Low Energy Ion Ring

The Low Energy Ion Ring particle accelerator at CERN

The Low Energy Ion Ring (LEIR) is a particle accelerator at CERN used to accelerate lead ions from the LINAC 3 to the Proton Synchrotron (PS) to provide lead ions for collisions within the Large Hadron Collider (LHC).

History

LEIR was converted from a previous machine the Low Energy Antiproton Ring (LEAR); a facility to decelerate and store antiprotons[1] and to deliver them to experiments; the last LEAR antiproton run has taken place in 1996. LEIR was first proposed in 1993[2] but it wasn't until 2003 that work to transform the old experiment in to the new accelerator was started. The upgrade took just over two years being commissioned in October 2005[3][4] and tested for 4 months. In Autumn 2006 it was used to re-commission the PS to handle ions and then again a year later it was used to re-commission the SPS. However it wasn't until November 2010, five years later, that it successfully carried out its primary role to provide the lead ions to the LHC for its first ion collisions.[5]

Operation

Electron cooler (left) at LEIR. The electron source and dump are installed in the upper metallic cylinders.

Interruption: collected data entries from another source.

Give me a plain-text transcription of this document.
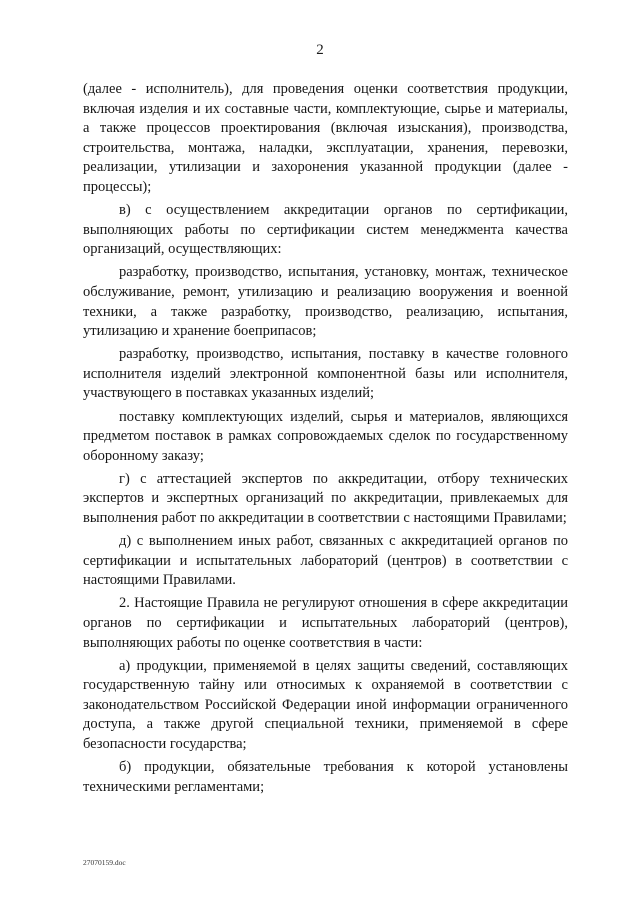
2

(далее - исполнитель), для проведения оценки соответствия продукции, включая изделия и их составные части, комплектующие, сырье и материалы, а также процессов проектирования (включая изыскания), производства, строительства, монтажа, наладки, эксплуатации, хранения, перевозки, реализации, утилизации и захоронения указанной продукции (далее - процессы);

в) с осуществлением аккредитации органов по сертификации, выполняющих работы по сертификации систем менеджмента качества организаций, осуществляющих:

разработку, производство, испытания, установку, монтаж, техническое обслуживание, ремонт, утилизацию и реализацию вооружения и военной техники, а также разработку, производство, реализацию, испытания, утилизацию и хранение боеприпасов;

разработку, производство, испытания, поставку в качестве головного исполнителя изделий электронной компонентной базы или исполнителя, участвующего в поставках указанных изделий;

поставку комплектующих изделий, сырья и материалов, являющихся предметом поставок в рамках сопровождаемых сделок по государственному оборонному заказу;

г) с аттестацией экспертов по аккредитации, отбору технических экспертов и экспертных организаций по аккредитации, привлекаемых для выполнения работ по аккредитации в соответствии с настоящими Правилами;

д) с выполнением иных работ, связанных с аккредитацией органов по сертификации и испытательных лабораторий (центров) в соответствии с настоящими Правилами.

2. Настоящие Правила не регулируют отношения в сфере аккредитации органов по сертификации и испытательных лабораторий (центров), выполняющих работы по оценке соответствия в части:

а) продукции, применяемой в целях защиты сведений, составляющих государственную тайну или относимых к охраняемой в соответствии с законодательством Российской Федерации иной информации ограниченного доступа, а также другой специальной техники, применяемой в сфере безопасности государства;

б) продукции, обязательные требования к которой установлены техническими регламентами;

27070159.doc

LEIR takes long bunches of lead-208 ions from the LINAC 3, and splits them into 4 bunches. Each bunch contains 2.2×108 lead ions which are accelerated from 4.2 MeV per nucleon to 72 MeV per nucleon[6] before passing them through to the PS for storage.

The most important function of LEIR is not acceleration, but electron cooling to reduce the emittance of the ion beam in order maintain high luminosity of the final LHC beam. Each group of two bunches takes about 2.5 seconds to accelerate and cool, so with the LHC using 592 bunches of ions, it takes around 10 minutes for a complete fill of the LHC for operations.[7]